Key Guidelines and Evidence for ACS Management
Key Guideline Recommendations for STEMI Management
The American College of Cardiology/American Heart Association (ACC/AHA) guidelines provide evidence-based recommendations for the management of patients with ST-elevation myocardial infarction (STEMI). Some of the key recommendations include:
- For patients presenting within 12 hours of symptom onset, primary percutaneous coronary intervention (PCI) has a Class I recommendation if it can be performed in a timely manner by an experienced provider (Class I, LOE A).
- Fibrinolytic therapy is recommended when primary PCI cannot be performed within 120 minutes of first medical contact, in the absence of contraindications (Class I, LOE A). Time to treatment is critical.
- Aspirin 162-325 mg should be given before primary PCI (Class I, LOE B). A P2Y12 inhibitor (clopidogrel, prasugrel or ticagrelor) should also be given as early as possible (Class I, LOE A).
- For anticoagulation during primary PCI, unfractionated heparin (Class I, LOE C) or bivalirudin (Class I, LOE B) are recommended.
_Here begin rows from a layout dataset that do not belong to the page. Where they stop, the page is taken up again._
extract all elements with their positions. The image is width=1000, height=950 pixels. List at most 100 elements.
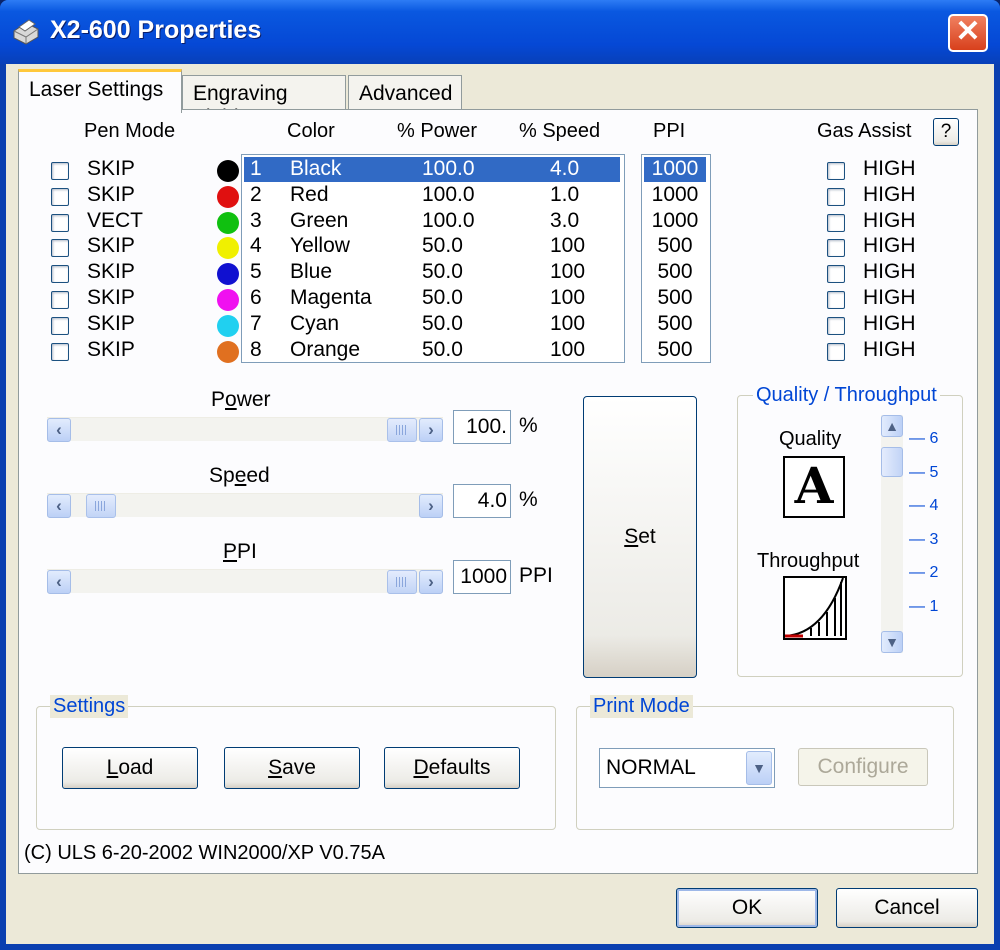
dialog-client: Laser Settings Engraving Field Advanced … xyxy=(6,64,994,944)
ppi-left-button[interactable]: ‹ xyxy=(47,570,71,594)
color-header: Color xyxy=(287,120,335,142)
power-thumb[interactable] xyxy=(387,418,417,442)
quality-thumb[interactable] xyxy=(881,447,903,477)
help-button[interactable]: ? xyxy=(933,118,959,146)
pen-mode-checkbox[interactable] xyxy=(51,265,69,284)
gas-assist-label: HIGH xyxy=(863,157,916,180)
quality-a-icon: A xyxy=(783,456,845,518)
pen-list-row[interactable]: 2 Red 100.0 1.0 xyxy=(244,183,620,208)
pen-mode-checkbox[interactable] xyxy=(51,213,69,232)
pen-power-cell: 50.0 xyxy=(422,311,463,335)
ppi-list-row[interactable]: 1000 xyxy=(644,157,706,182)
pen-mode-checkbox[interactable] xyxy=(51,291,69,309)
pen-mode-checkbox[interactable] xyxy=(51,187,69,206)
speed-right-button[interactable]: › xyxy=(419,494,443,518)
defaults-button[interactable]: Defaults xyxy=(384,747,520,789)
window-title: X2-600 Properties xyxy=(50,16,262,44)
gas-assist-checkbox[interactable] xyxy=(827,213,845,232)
pen-mode-label: SKIP xyxy=(87,311,135,335)
gas-assist-checkbox[interactable] xyxy=(827,187,845,206)
pen-listbox[interactable]: 1 Black 100.0 4.0 2 Red 100.0 1.0 3 Green 100.0 3.0… xyxy=(241,154,625,363)
title-bar[interactable]: X2-600 Properties ✕ xyxy=(0,0,1000,64)
close-button[interactable]: ✕ xyxy=(948,14,988,52)
power-slider[interactable]: ‹ › xyxy=(47,417,443,442)
pen-mode-label: SKIP xyxy=(87,337,135,361)
speed-left-button[interactable]: ‹ xyxy=(47,494,71,518)
ppi-slider[interactable]: ‹ › xyxy=(47,569,443,594)
pen-list-row[interactable]: 5 Blue 50.0 100 xyxy=(244,260,620,285)
pen-mode-label: SKIP xyxy=(87,234,135,258)
pen-color-cell: Black xyxy=(290,157,342,180)
ppi-list-row[interactable]: 1000 xyxy=(644,209,706,234)
speed-thumb[interactable] xyxy=(85,494,116,518)
ppi-list-row[interactable]: 500 xyxy=(644,260,706,285)
pen-speed-cell: 100 xyxy=(550,234,586,258)
color-swatch-icon xyxy=(217,263,239,286)
pen-list-row[interactable]: 8 Orange 50.0 100 xyxy=(244,338,620,363)
pen-mode-checkbox[interactable] xyxy=(51,342,69,361)
pen-color-cell: Green xyxy=(290,208,349,232)
speed-slider[interactable]: ‹ › xyxy=(47,493,443,518)
quality-tick-label: — 2 xyxy=(909,564,939,581)
pen-color-cell: Cyan xyxy=(290,311,340,335)
ppi-list-row[interactable]: 500 xyxy=(644,234,706,259)
pen-mode-checkbox[interactable] xyxy=(51,162,69,180)
ppi-list-row[interactable]: 1000 xyxy=(644,183,706,208)
pen-power-cell: 100.0 xyxy=(422,208,475,232)
pen-num-cell: 7 xyxy=(250,311,262,335)
configure-button[interactable]: Configure xyxy=(798,748,928,786)
ppi-header: PPI xyxy=(653,120,686,142)
quality-down-button[interactable]: ▼ xyxy=(881,631,903,653)
save-button[interactable]: Save xyxy=(224,747,360,789)
tab-engraving-field[interactable]: Engraving Field xyxy=(182,75,346,129)
gas-assist-checkbox[interactable] xyxy=(827,162,845,180)
ppi-list-row[interactable]: 500 xyxy=(644,286,706,311)
speed-label: Speed xyxy=(209,464,270,487)
pen-list-row[interactable]: 4 Yellow 50.0 100 xyxy=(244,234,620,259)
load-button[interactable]: Load xyxy=(62,747,198,789)
pen-list-row[interactable]: 6 Magenta 50.0 100 xyxy=(244,286,620,311)
speed-value-field[interactable]: 4.0 xyxy=(453,484,511,518)
pen-speed-cell: 100 xyxy=(550,286,586,309)
ppi-right-button[interactable]: › xyxy=(419,570,443,594)
pen-list-row[interactable]: 3 Green 100.0 3.0 xyxy=(244,209,620,234)
chevron-down-icon[interactable]: ▼ xyxy=(746,751,772,785)
quality-scrollbar[interactable]: ▲ ▼ xyxy=(881,415,903,653)
power-left-button[interactable]: ‹ xyxy=(47,418,71,442)
ok-button[interactable]: OK xyxy=(676,888,818,928)
gas-assist-header: Gas Assist xyxy=(817,120,912,142)
tab-advanced[interactable]: Advanced xyxy=(348,75,462,110)
ppi-list-row[interactable]: 500 xyxy=(644,338,706,363)
ppi-value-field[interactable]: 1000 xyxy=(453,560,511,594)
cancel-button[interactable]: Cancel xyxy=(836,888,978,928)
pen-mode-label: SKIP xyxy=(87,260,135,284)
ppi-list-row[interactable]: 500 xyxy=(644,312,706,337)
pen-mode-checkbox[interactable] xyxy=(51,316,69,335)
pen-mode-checkbox[interactable] xyxy=(51,239,69,258)
gas-assist-checkbox[interactable] xyxy=(827,291,845,309)
gas-assist-checkbox[interactable] xyxy=(827,342,845,361)
gas-assist-checkbox[interactable] xyxy=(827,316,845,335)
power-value-field[interactable]: 100. xyxy=(453,410,511,444)
quality-label: Quality xyxy=(779,428,842,450)
power-right-button[interactable]: › xyxy=(419,418,443,442)
color-swatch-icon xyxy=(217,211,239,234)
gas-assist-label: HIGH xyxy=(863,286,916,309)
pen-color-cell: Magenta xyxy=(290,286,372,309)
pen-speed-cell: 3.0 xyxy=(550,208,580,232)
gas-assist-label: HIGH xyxy=(863,208,916,232)
pen-speed-cell: 4.0 xyxy=(550,157,580,180)
ppi-listbox[interactable]: 1000 1000 1000 500 500 500 500 500 xyxy=(641,154,711,363)
pen-list-row[interactable]: 7 Cyan 50.0 100 xyxy=(244,312,620,337)
set-button[interactable]: Set xyxy=(583,396,697,678)
tab-laser-settings[interactable]: Laser Settings xyxy=(18,69,182,113)
quality-up-button[interactable]: ▲ xyxy=(881,415,903,437)
gas-assist-checkbox[interactable] xyxy=(827,239,845,258)
color-swatch-icon xyxy=(217,314,239,337)
pen-list-row[interactable]: 1 Black 100.0 4.0 xyxy=(244,157,620,182)
pen-num-cell: 4 xyxy=(250,234,262,258)
gas-assist-checkbox[interactable] xyxy=(827,265,845,284)
print-mode-select[interactable]: NORMAL ▼ xyxy=(599,748,775,788)
ppi-thumb[interactable] xyxy=(387,570,417,594)
pen-power-cell: 50.0 xyxy=(422,260,463,284)
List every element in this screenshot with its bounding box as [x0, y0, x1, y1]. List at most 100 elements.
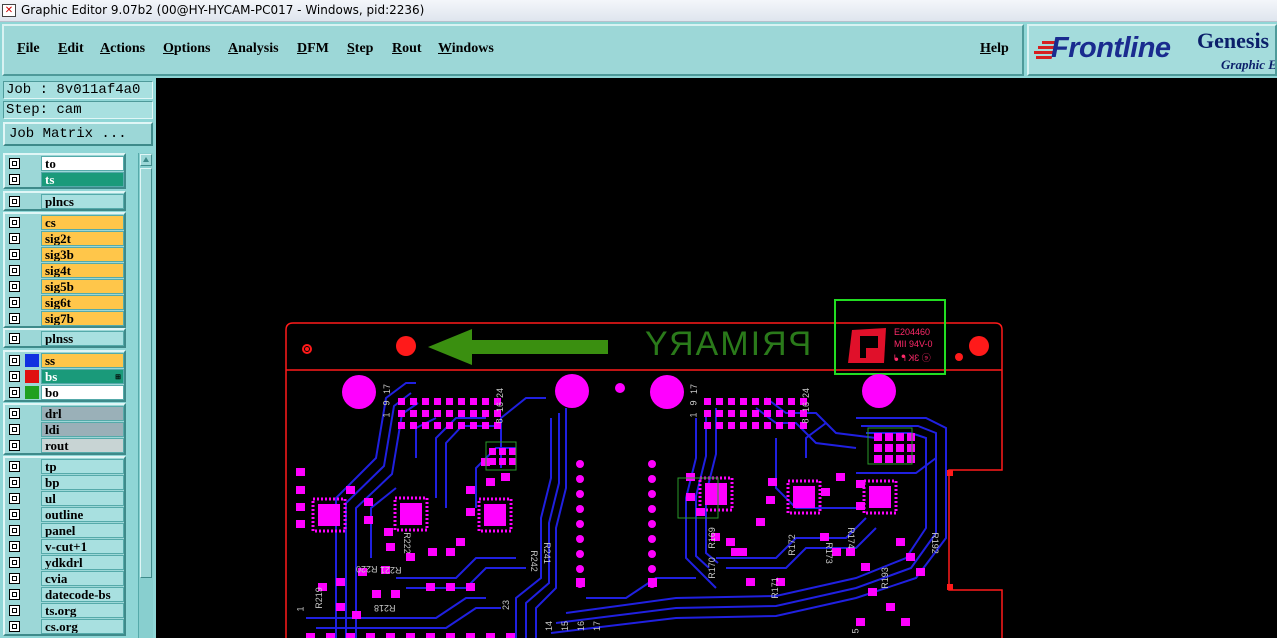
layer-row[interactable]: sig2t — [7, 231, 124, 246]
layer-color-swatch[interactable] — [25, 370, 39, 383]
layer-checkbox[interactable] — [9, 621, 20, 632]
layer-row[interactable]: ydkdrl — [7, 555, 124, 570]
layer-color-swatch[interactable] — [25, 492, 39, 505]
layer-color-swatch[interactable] — [25, 312, 39, 325]
layer-name[interactable]: sig5b — [41, 279, 124, 294]
scrollbar-thumb[interactable] — [140, 168, 152, 578]
layer-row[interactable]: cvia — [7, 571, 124, 586]
layer-checkbox[interactable] — [9, 509, 20, 520]
layer-color-swatch[interactable] — [25, 572, 39, 585]
layer-color-swatch[interactable] — [25, 540, 39, 553]
layer-color-swatch[interactable] — [25, 588, 39, 601]
layer-color-swatch[interactable] — [25, 386, 39, 399]
layer-checkbox[interactable] — [9, 589, 20, 600]
layer-row[interactable]: panel — [7, 523, 124, 538]
layer-row[interactable]: ss — [7, 353, 124, 368]
layer-row[interactable]: ts.org — [7, 603, 124, 618]
layer-row[interactable]: sig7b — [7, 311, 124, 326]
layer-color-swatch[interactable] — [25, 476, 39, 489]
layer-color-swatch[interactable] — [25, 264, 39, 277]
layer-name[interactable]: ldi — [41, 422, 124, 437]
layer-checkbox[interactable] — [9, 217, 20, 228]
layer-name[interactable]: bs ⊞ — [41, 369, 124, 384]
layer-row[interactable]: sig6t — [7, 295, 124, 310]
layer-name[interactable]: sig2t — [41, 231, 124, 246]
layer-name[interactable]: bp — [41, 475, 124, 490]
layer-checkbox[interactable] — [9, 174, 20, 185]
menu-file[interactable]: File — [17, 41, 40, 57]
menu-analysis[interactable]: Analysis — [228, 41, 279, 57]
layer-checkbox[interactable] — [9, 281, 20, 292]
layer-checkbox[interactable] — [9, 573, 20, 584]
layer-name[interactable]: panel — [41, 523, 124, 538]
layer-row[interactable]: datecode-bs — [7, 587, 124, 602]
layer-checkbox[interactable] — [9, 265, 20, 276]
layer-row[interactable]: plncs — [7, 194, 124, 209]
layer-row[interactable]: to — [7, 156, 124, 171]
layer-checkbox[interactable] — [9, 541, 20, 552]
layer-checkbox[interactable] — [9, 557, 20, 568]
menu-rout[interactable]: Rout — [392, 41, 422, 57]
layer-checkbox[interactable] — [9, 461, 20, 472]
layer-row[interactable]: ldi — [7, 422, 124, 437]
layer-checkbox[interactable] — [9, 493, 20, 504]
layer-name[interactable]: tp — [41, 459, 124, 474]
layer-row[interactable]: sig3b — [7, 247, 124, 262]
layer-checkbox[interactable] — [9, 477, 20, 488]
menu-edit[interactable]: Edit — [58, 41, 84, 57]
layer-name[interactable]: to — [41, 156, 124, 171]
layer-name[interactable]: rout — [41, 438, 124, 453]
layer-name[interactable]: sig3b — [41, 247, 124, 262]
layer-row[interactable]: cs — [7, 215, 124, 230]
layer-row[interactable]: sig4t — [7, 263, 124, 278]
layer-color-swatch[interactable] — [25, 604, 39, 617]
layer-color-swatch[interactable] — [25, 280, 39, 293]
layer-color-swatch[interactable] — [25, 354, 39, 367]
layer-name[interactable]: sig6t — [41, 295, 124, 310]
layer-color-swatch[interactable] — [25, 157, 39, 170]
layer-row[interactable]: plnss — [7, 331, 124, 346]
layer-color-swatch[interactable] — [25, 232, 39, 245]
layer-color-swatch[interactable] — [25, 332, 39, 345]
layer-row[interactable]: v-cut+1 — [7, 539, 124, 554]
layer-checkbox[interactable] — [9, 297, 20, 308]
layer-row[interactable]: drl — [7, 406, 124, 421]
layer-checkbox[interactable] — [9, 387, 20, 398]
layer-row[interactable]: tp — [7, 459, 124, 474]
job-matrix-button[interactable]: Job Matrix ... — [3, 122, 153, 146]
layer-name[interactable]: ydkdrl — [41, 555, 124, 570]
layer-checkbox[interactable] — [9, 440, 20, 451]
layer-row[interactable]: bp — [7, 475, 124, 490]
layer-name[interactable]: cs — [41, 215, 124, 230]
layer-color-swatch[interactable] — [25, 460, 39, 473]
layer-name[interactable]: plncs — [41, 194, 124, 209]
layer-checkbox[interactable] — [9, 333, 20, 344]
menu-actions[interactable]: Actions — [100, 41, 145, 57]
layer-color-swatch[interactable] — [25, 248, 39, 261]
layer-name[interactable]: v-cut+1 — [41, 539, 124, 554]
layer-checkbox[interactable] — [9, 249, 20, 260]
menu-step[interactable]: Step — [347, 41, 373, 57]
layer-checkbox[interactable] — [9, 371, 20, 382]
menu-options[interactable]: Options — [163, 41, 210, 57]
layer-checkbox[interactable] — [9, 313, 20, 324]
layer-color-swatch[interactable] — [25, 508, 39, 521]
menu-dfm[interactable]: DFM — [297, 41, 329, 57]
layer-color-swatch[interactable] — [25, 216, 39, 229]
layer-checkbox[interactable] — [9, 525, 20, 536]
menu-windows[interactable]: Windows — [438, 41, 494, 57]
layer-name[interactable]: ss — [41, 353, 124, 368]
layer-name[interactable]: sig7b — [41, 311, 124, 326]
layer-color-swatch[interactable] — [25, 423, 39, 436]
layer-row[interactable]: outline — [7, 507, 124, 522]
layer-name[interactable]: outline — [41, 507, 124, 522]
layer-color-swatch[interactable] — [25, 439, 39, 452]
layer-row[interactable]: bo — [7, 385, 124, 400]
layer-color-swatch[interactable] — [25, 173, 39, 186]
layer-list-scrollbar[interactable] — [138, 153, 153, 638]
layer-row[interactable]: bs ⊞ — [7, 369, 124, 384]
layer-name[interactable]: datecode-bs — [41, 587, 124, 602]
layer-checkbox[interactable] — [9, 605, 20, 616]
layer-checkbox[interactable] — [9, 424, 20, 435]
scroll-up-arrow-icon[interactable] — [140, 154, 152, 166]
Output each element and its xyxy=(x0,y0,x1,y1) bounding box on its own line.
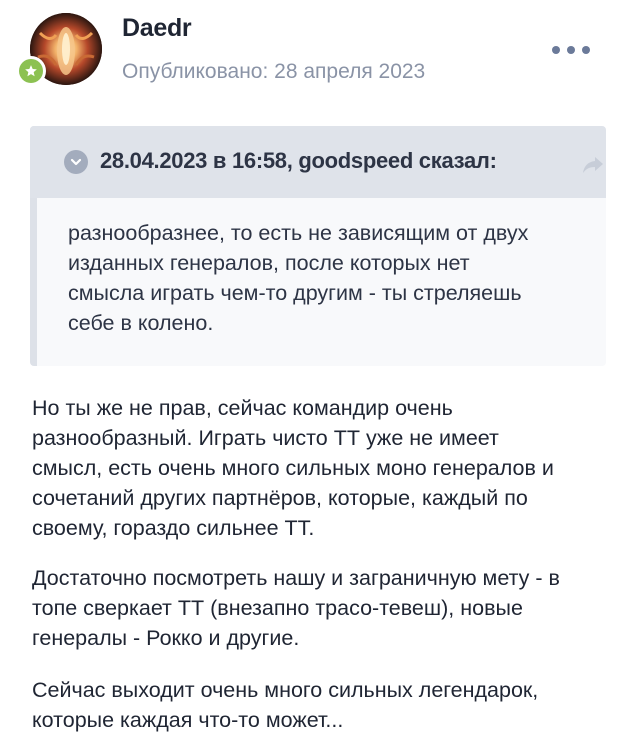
paragraph-line: Сейчас выходит очень много сильных леген… xyxy=(32,678,539,702)
more-horizontal-icon xyxy=(582,46,590,54)
quote-citation: 28.04.2023 в 16:58, goodspeed сказал: xyxy=(100,148,497,173)
quote-line: смысла играть чем-то другим - ты стреляе… xyxy=(68,281,522,305)
quote-line: себе в колено. xyxy=(68,311,214,335)
paragraph-line: своему, гораздо сильнее ТТ. xyxy=(32,516,315,540)
paragraph-line: разнообразный. Играть чисто ТТ уже не им… xyxy=(32,426,499,450)
star-icon xyxy=(19,59,43,83)
chevron-down-icon xyxy=(70,158,82,166)
quote-line: изданных генералов, после которых нет xyxy=(68,251,470,275)
post-paragraph: Достаточно посмотреть нашу и заграничную… xyxy=(32,563,622,653)
paragraph-line: Но ты же не прав, сейчас командир очень xyxy=(32,396,453,420)
quote-text: разнообразнее, то есть не зависящим от д… xyxy=(68,218,588,338)
more-options-button[interactable] xyxy=(552,40,590,60)
post-paragraph: Но ты же не прав, сейчас командир очень … xyxy=(32,393,622,543)
quote-line: разнообразнее, то есть не зависящим от д… xyxy=(68,221,529,245)
quote-block: 28.04.2023 в 16:58, goodspeed сказал: ра… xyxy=(30,126,606,366)
share-arrow-icon[interactable] xyxy=(580,154,606,176)
rank-badge xyxy=(16,56,46,86)
quote-header: 28.04.2023 в 16:58, goodspeed сказал: xyxy=(30,126,606,198)
post-header: Daedr Опубликовано: 28 апреля 2023 xyxy=(0,0,636,110)
quote-toggle-button[interactable] xyxy=(64,150,88,174)
more-horizontal-icon xyxy=(567,46,575,54)
paragraph-line: Достаточно посмотреть нашу и заграничную… xyxy=(32,566,560,590)
paragraph-line: которые каждая что-то может... xyxy=(32,708,344,732)
post-paragraph: Сейчас выходит очень много сильных леген… xyxy=(32,675,622,735)
paragraph-line: сочетаний других партнёров, которые, каж… xyxy=(32,486,528,510)
paragraph-line: генералы - Рокко и другие. xyxy=(32,626,300,650)
forum-post: Daedr Опубликовано: 28 апреля 2023 28.04… xyxy=(0,0,636,750)
publish-date: Опубликовано: 28 апреля 2023 xyxy=(122,60,426,83)
more-horizontal-icon xyxy=(552,46,560,54)
paragraph-line: смысл, есть очень много сильных моно ген… xyxy=(32,456,554,480)
author-name[interactable]: Daedr xyxy=(122,14,192,43)
paragraph-line: топе сверкает ТТ (внезапно трасо-тевеш),… xyxy=(32,596,523,620)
- Routine upstream use of a glycoprotein IIb/IIIa inhibitor is not recommended (Class III: No Benefit, LOE A). May be considered in specific high-risk situations.
- Cardiogenic shock and severe heart failure are indicative of emergency revascularization, irrespective of time delay from MI onset (Class I, LOE B).
- After successful fibrinolysis, early catheterization with intent for PCI is reasonable when logistically feasible, even in stable patients (Class IIa, LOE B). Rescue PCI is recommended for failed reperfusion (Class I, LOE B).
- Beta blockers should be started within 24 hours in the absence of contraindications (Class I, LOE B).
- High intensity statins are indicated for all STEMI patients (Class I, LOE A). Dual antiplatelet therapy should be given for at least 1 year after stent placement.
- Goal door‐to‐balloon time less than 90 minutes.
- In the absence of contraindications, fibrinolytic therapy should be given to patients with STEMI and onset of ischemic symptoms within the previous 12 hours when it is anticipated that primary PCI cannot be performed within 120 minutes of FMC. (Level of Evidence: A)
Landmark Trials
The CURE Trial
Showed that adding clopidogrel to aspirin reduced the risk of cardiovascular death, MI, or stroke in patients with ACS. However, this was at the expense of an increased risk of major bleeding.
The PLATO Trial
Demonstrated that ticagrelor was superior to clopidogrel in reducing cardiovascular death, MI, or stroke in patients with ACS. However, ticagrelor was associated with a higher rate of non-CABG major bleeding.
The TRITON-TIMI 38 Trial
Showed that in patients with ACS undergoing PCI, prasugrel was superior to clopidogrel in reducing the rate of cardiovascular death, MI, or stroke. However, prasugrel was associated with an increased risk of major bleeding.
The ATLAS ACS 2-TIMI 51 Trial
Showed that in patients with recent ACS, adding low-dose rivaroxaban to standard antiplatelet therapy reduced the risk of the composite endpoint of cardiovascular death, MI, or stroke. However, rivaroxaban was associated with an increased risk of major bleeding and intracranial hemorrhage.